Since many applications today are using client connections, switching from a locally hosted service to a cloud offering was as simple as changing the connection URL. From first connect to actively using, it was under an hour total. The most time was spent setting up security but even that was pretty fast.
You can certainly see the attraction of services like this, compared to what it takes to get a secure environment in place on your own. Most of the setup steps were automated and I didn’t need to worry about allocating hardware, operating systems, and all of the related configuration. Of course, not that any single piece of that is complex but it’s the entire process that takes the time. In my case, I didn’t need to involve anyone else to get this done.
Once up and running, I don’t even have to worry about operational details such as “making sure it is running”, or “managing the application load or failover”. The service provider managed all of this and I just needed to focus on using it. Another great time and resource saving.
I know that it sounds so perfect, and it seems like the way to go; but there are a few issues.

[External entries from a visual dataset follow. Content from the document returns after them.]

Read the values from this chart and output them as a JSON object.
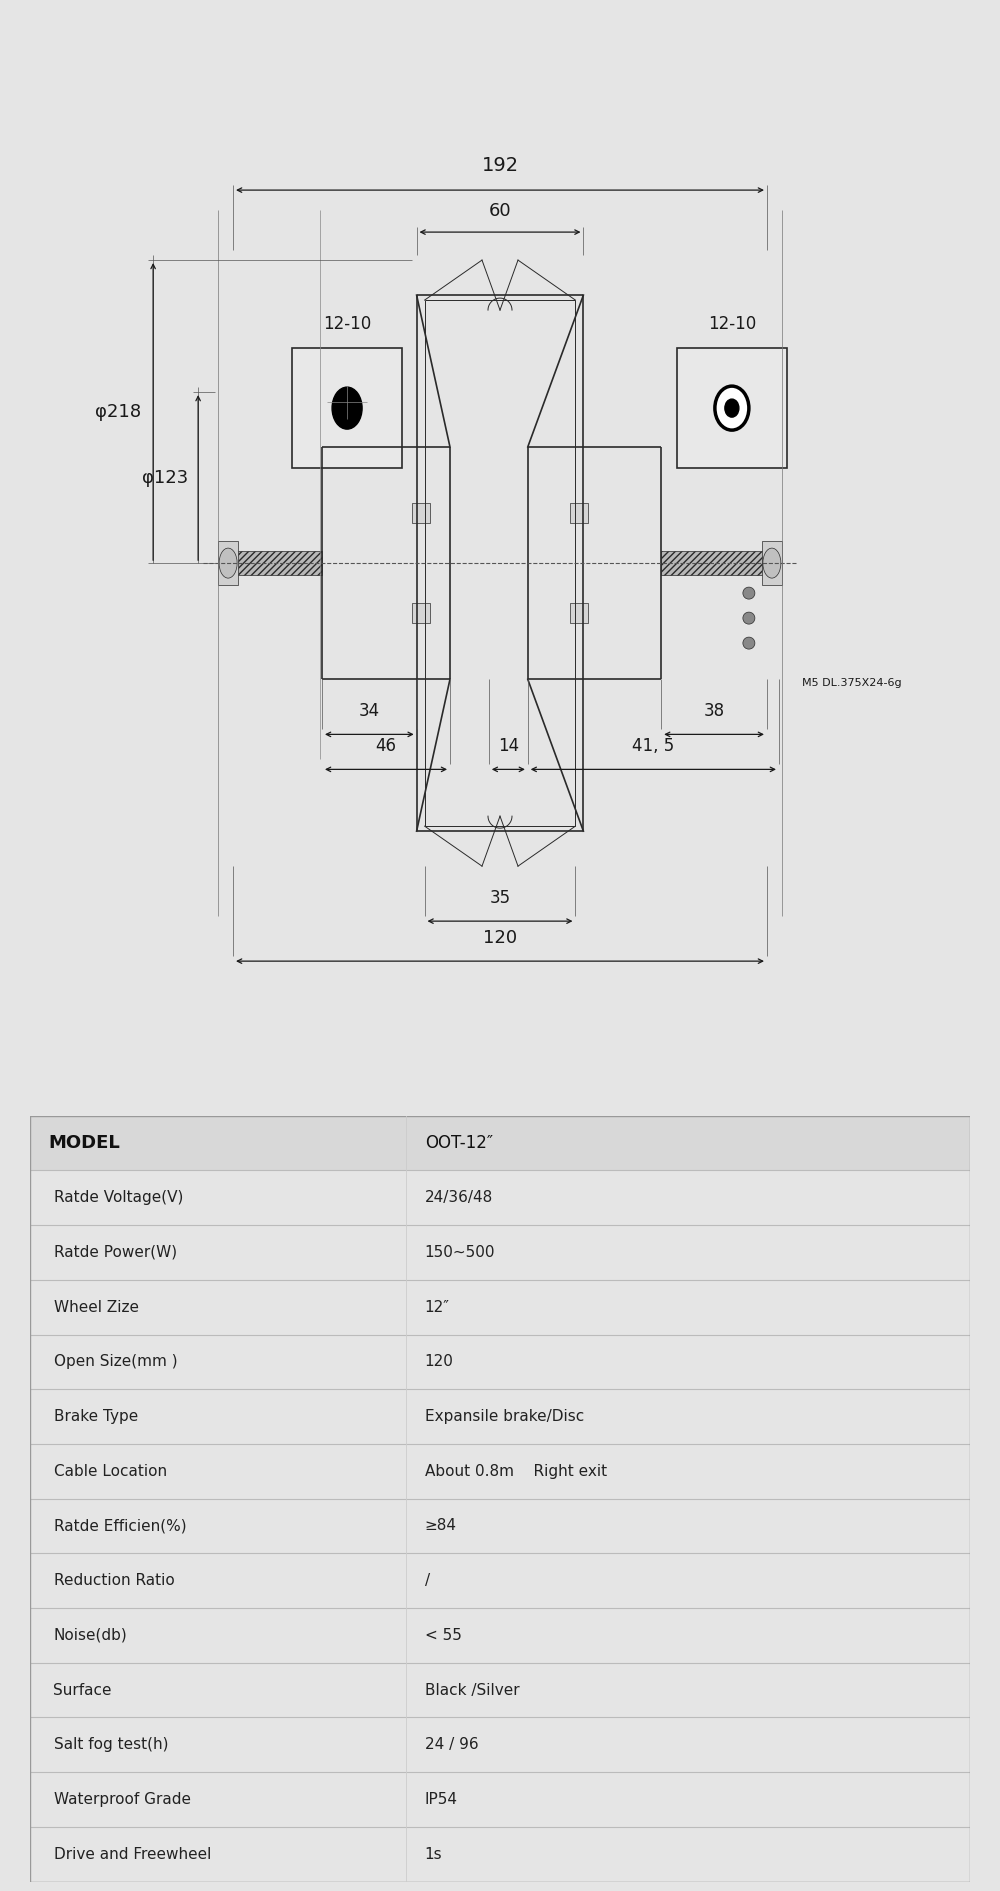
{
  "bg_color": "#e5e5e5",
  "table_bg": "#ffffff",
  "line_color": "#2a2a2a",
  "dim_color": "#1a1a1a",
  "table_header_bg": "#d8d8d8",
  "table_row_bg": "#f5f5f5",
  "specs": [
    [
      "MODEL",
      "OOT-12″",
      true
    ],
    [
      "Ratde Voltage(V)",
      "24/36/48",
      false
    ],
    [
      "Ratde Power(W)",
      "150~500",
      false
    ],
    [
      "Wheel Zize",
      "12″",
      false
    ],
    [
      "Open Size(mm )",
      "120",
      false
    ],
    [
      "Brake Type",
      "Expansile brake/Disc",
      false
    ],
    [
      "Cable Location",
      "About 0.8m    Right exit",
      false
    ],
    [
      "Ratde Efficien(%)",
      "≥84",
      false
    ],
    [
      "Reduction Ratio",
      "/",
      false
    ],
    [
      "Noise(db)",
      "< 55",
      false
    ],
    [
      "Surface",
      "Black /Silver",
      false
    ],
    [
      "Salt fog test(h)",
      "24 / 96",
      false
    ],
    [
      "Waterproof Grade",
      "IP54",
      false
    ],
    [
      "Drive and Freewheel",
      "1s",
      false
    ]
  ],
  "dim_192": "192",
  "dim_60": "60",
  "dim_123": "φ123",
  "dim_218": "φ218",
  "dim_12_10_left": "12-10",
  "dim_12_10_right": "12-10",
  "dim_34": "34",
  "dim_46": "46",
  "dim_38": "38",
  "dim_14": "14",
  "dim_41_5": "41, 5",
  "dim_35": "35",
  "dim_120": "120",
  "annotation_right": "M5 DL.375X24-6g"
}
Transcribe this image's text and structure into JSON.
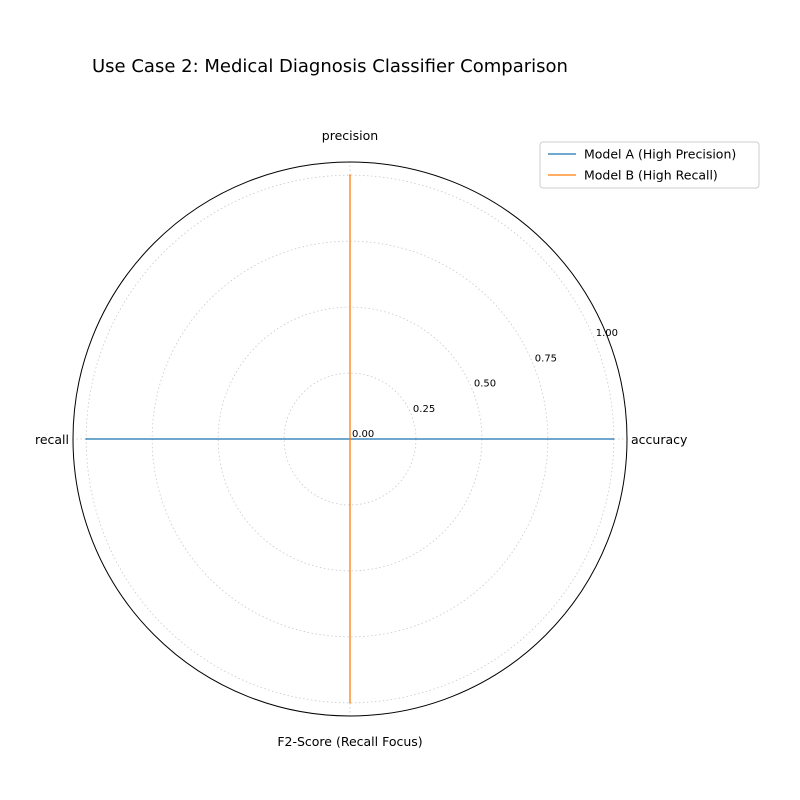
{
  "chart_data": {
    "type": "radar",
    "title": "Use Case 2: Medical Diagnosis Classifier Comparison",
    "axes": [
      "accuracy",
      "precision",
      "recall",
      "F2-Score (Recall Focus)"
    ],
    "rlim": [
      0,
      1.05
    ],
    "rticks": [
      0.0,
      0.25,
      0.5,
      0.75,
      1.0
    ],
    "rtick_labels": [
      "0.00",
      "0.25",
      "0.50",
      "0.75",
      "1.00"
    ],
    "grid": true,
    "legend_position": "top-right",
    "series": [
      {
        "name": "Model A (High Precision)",
        "color": "#1f77b4",
        "values": [
          1.0,
          0.0,
          1.0,
          0.0
        ]
      },
      {
        "name": "Model B (High Recall)",
        "color": "#ff7f0e",
        "values": [
          0.0,
          1.0,
          0.0,
          1.0
        ]
      }
    ]
  }
}
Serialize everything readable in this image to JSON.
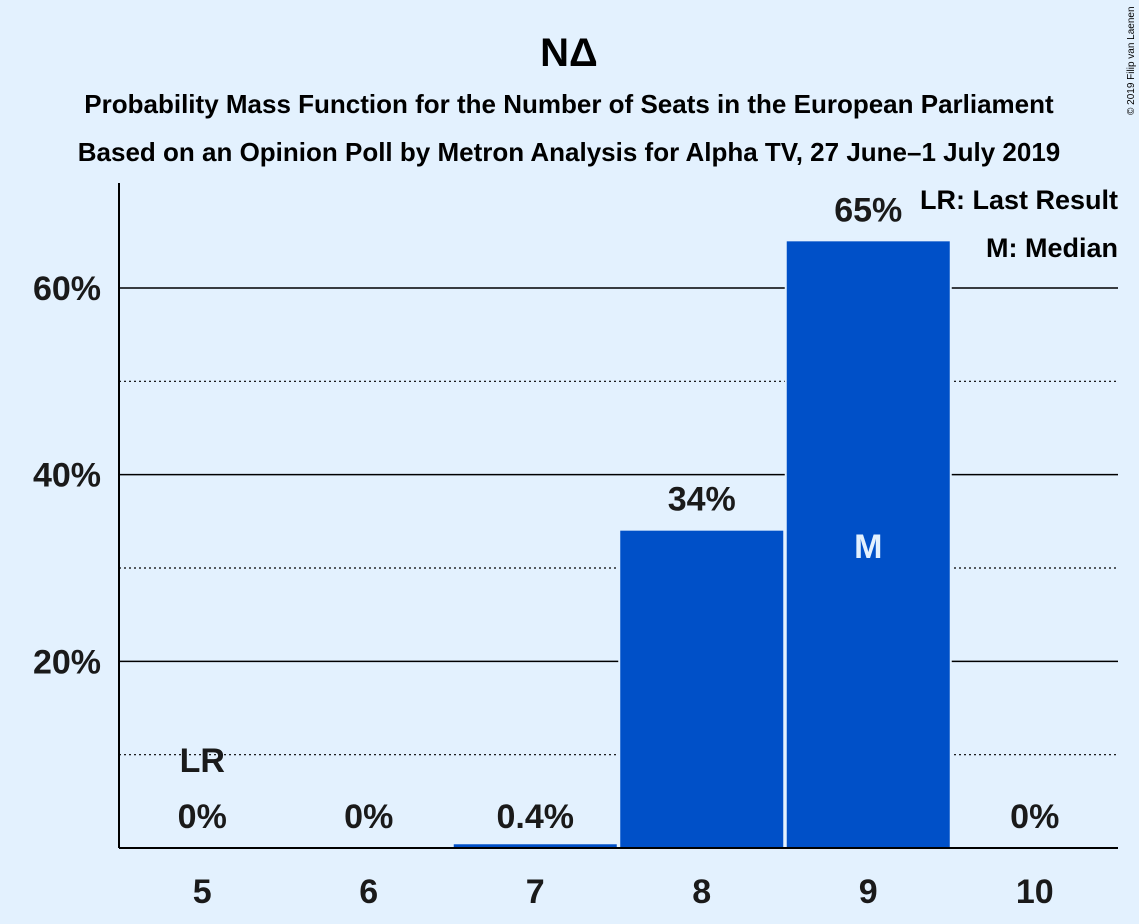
{
  "chart_data": {
    "type": "bar",
    "title": "NΔ",
    "subtitle_lines": [
      "Probability Mass Function for the Number of Seats in the European Parliament",
      "Based on an Opinion Poll by Metron Analysis for Alpha TV, 27 June–1 July 2019"
    ],
    "categories": [
      "5",
      "6",
      "7",
      "8",
      "9",
      "10"
    ],
    "values": [
      0,
      0,
      0.4,
      34,
      65,
      0
    ],
    "value_labels": [
      "0%",
      "0%",
      "0.4%",
      "34%",
      "65%",
      "0%"
    ],
    "precise_values": [
      0,
      0,
      0.4,
      34.2,
      65.4,
      0
    ],
    "ylim": [
      0,
      70
    ],
    "y_ticks": [
      {
        "value": 20,
        "label": "20%"
      },
      {
        "value": 40,
        "label": "40%"
      },
      {
        "value": 60,
        "label": "60%"
      }
    ],
    "minor_gridlines": [
      10,
      30,
      50
    ],
    "last_result_category": "5",
    "last_result_marker": "LR",
    "median_category": "9",
    "median_marker": "M",
    "legend": [
      "LR: Last Result",
      "M: Median"
    ],
    "legend_position": "top-right",
    "copyright": "© 2019 Filip van Laenen",
    "colors": {
      "background": "#e3f1fe",
      "bar": "#0050c8",
      "text": "#1a1a1a",
      "median_text": "#e3f1fe"
    }
  }
}
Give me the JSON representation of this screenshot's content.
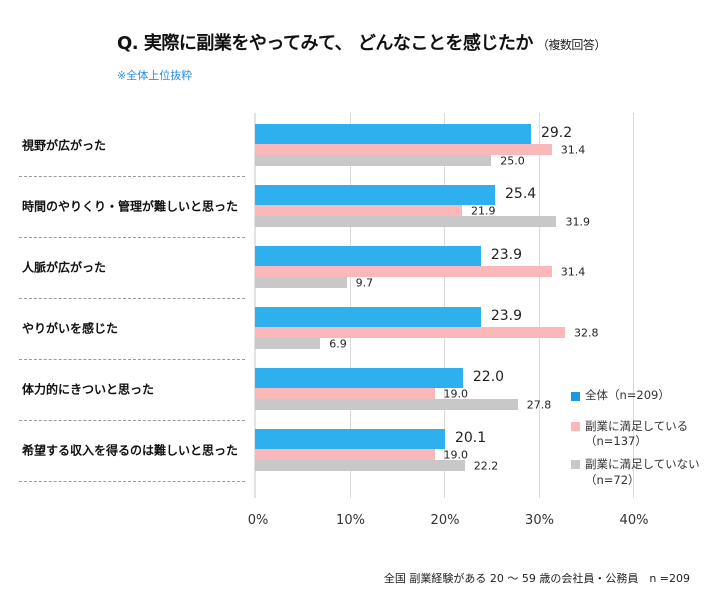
{
  "chart_data": {
    "type": "bar",
    "orientation": "horizontal",
    "title": "Q. 実際に副業をやってみて、 どんなことを感じたか",
    "title_note": "（複数回答）",
    "subtitle": "※全体上位抜粋",
    "xlabel": "",
    "ylabel": "",
    "xlim": [
      0,
      40
    ],
    "xticks": [
      0,
      10,
      20,
      30,
      40
    ],
    "xtick_labels": [
      "0%",
      "10%",
      "20%",
      "30%",
      "40%"
    ],
    "grid": true,
    "legend_position": "right",
    "categories": [
      "視野が広がった",
      "時間のやりくり・管理が難しいと思った",
      "人脈が広がった",
      "やりがいを感じた",
      "体力的にきついと思った",
      "希望する収入を得るのは難しいと思った"
    ],
    "series": [
      {
        "name": "全体（n=209）",
        "legend_lines": [
          "全体（n=209）"
        ],
        "color": "#2EB0EE",
        "values": [
          29.2,
          25.4,
          23.9,
          23.9,
          22.0,
          20.1
        ],
        "value_labels": [
          "29.2",
          "25.4",
          "23.9",
          "23.9",
          "22.0",
          "20.1"
        ]
      },
      {
        "name": "副業に満足している（n=137）",
        "legend_lines": [
          "副業に満足している",
          "（n=137）"
        ],
        "color": "#FBB8BA",
        "values": [
          31.4,
          21.9,
          31.4,
          32.8,
          19.0,
          19.0
        ],
        "value_labels": [
          "31.4",
          "21.9",
          "31.4",
          "32.8",
          "19.0",
          "19.0"
        ]
      },
      {
        "name": "副業に満足していない（n=72）",
        "legend_lines": [
          "副業に満足していない",
          "（n=72）"
        ],
        "color": "#C8C8C8",
        "values": [
          25.0,
          31.9,
          9.7,
          6.9,
          27.8,
          22.2
        ],
        "value_labels": [
          "25.0",
          "31.9",
          "9.7",
          "6.9",
          "27.8",
          "22.2"
        ]
      }
    ],
    "footnote": "全国 副業経験がある 20 ～ 59 歳の会社員・公務員　n =209"
  }
}
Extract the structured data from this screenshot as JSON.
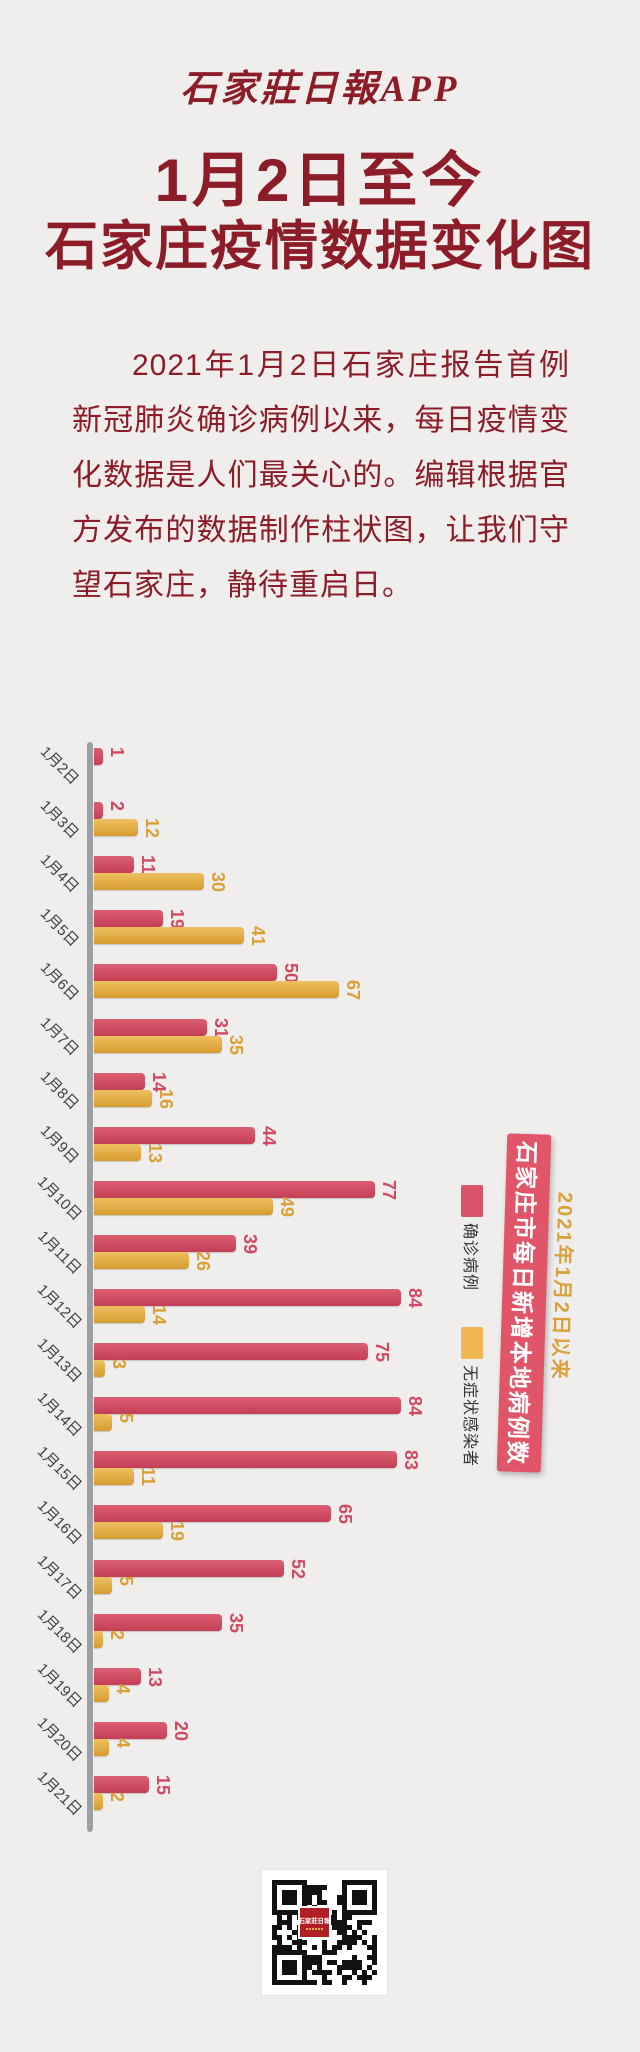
{
  "page": {
    "background": "#efeeec",
    "accent_maroon": "#8c1c28"
  },
  "header": {
    "logo": "石家莊日報APP",
    "title_line1": "1月2日至今",
    "title_line2": "石家庄疫情数据变化图"
  },
  "intro": {
    "text": "2021年1月2日石家庄报告首例新冠肺炎确诊病例以来，每日疫情变化数据是人们最关心的。编辑根据官方发布的数据制作柱状图，让我们守望石家庄，静待重启日。"
  },
  "chart_data": {
    "type": "bar",
    "orientation": "horizontal",
    "title": "石家庄市每日新增本地病例数",
    "subtitle": "2021年1月2日以来",
    "categories": [
      "1月2日",
      "1月3日",
      "1月4日",
      "1月5日",
      "1月6日",
      "1月7日",
      "1月8日",
      "1月9日",
      "1月10日",
      "1月11日",
      "1月12日",
      "1月13日",
      "1月14日",
      "1月15日",
      "1月16日",
      "1月17日",
      "1月18日",
      "1月19日",
      "1月20日",
      "1月21日"
    ],
    "series": [
      {
        "name": "确诊病例",
        "color": "#cf4a60",
        "values": [
          1,
          2,
          11,
          19,
          50,
          31,
          14,
          44,
          77,
          39,
          84,
          75,
          84,
          83,
          65,
          52,
          35,
          13,
          20,
          15
        ]
      },
      {
        "name": "无症状感染者",
        "color": "#e2a83d",
        "values": [
          0,
          12,
          30,
          41,
          67,
          35,
          16,
          13,
          49,
          26,
          14,
          3,
          5,
          11,
          19,
          5,
          2,
          4,
          4,
          2
        ]
      }
    ],
    "value_labels": true,
    "legend_position": "right",
    "axis_color": "#9aa0a4",
    "xlim": [
      0,
      90
    ]
  },
  "side_banner": {
    "label": "石家庄市每日新增本地病例数",
    "sub_label": "2021年1月2日以来",
    "bg": "#e05568",
    "sub_color": "#d7a13b"
  },
  "qr": {
    "center_label": "石家莊日報"
  }
}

Firstly, it creates some of the same problems we had with distributed systems in earlier days. While I have visibility into what I have setup, no one else does. That is, if my application is part of a larger application environment, what happens when the system I have created has problems? How is it tied into the overall view that the corporation has of the environment?
Another related concern is that these systems bill based on usage. So, what happens if my application logic has an issue. If you get into a message processing loop due to a bad message, how do you know this before it racks up a large bill?
As I noted, in many cases, you will need to tie into existing applications. These applications may not be configured optimally to match the new environment. It is possible they weren’t written efficiently to begin with, which local systems may have tolerated. Now that they are leveraging cloud services, small latency issues may impact overall performance. How do you find these?
And finally, while the key infrastructure pieces are created, you still need to create the applications to use it and are responsible for setting up the artifacts in them. While again, these systems come with integrated tooling, this tooling is vendor specific.
While these cloud offerings are attractive, they still come with a significant (if hidden) cost, and careful planning is required to be able to provide a reliable, secure and high performing service.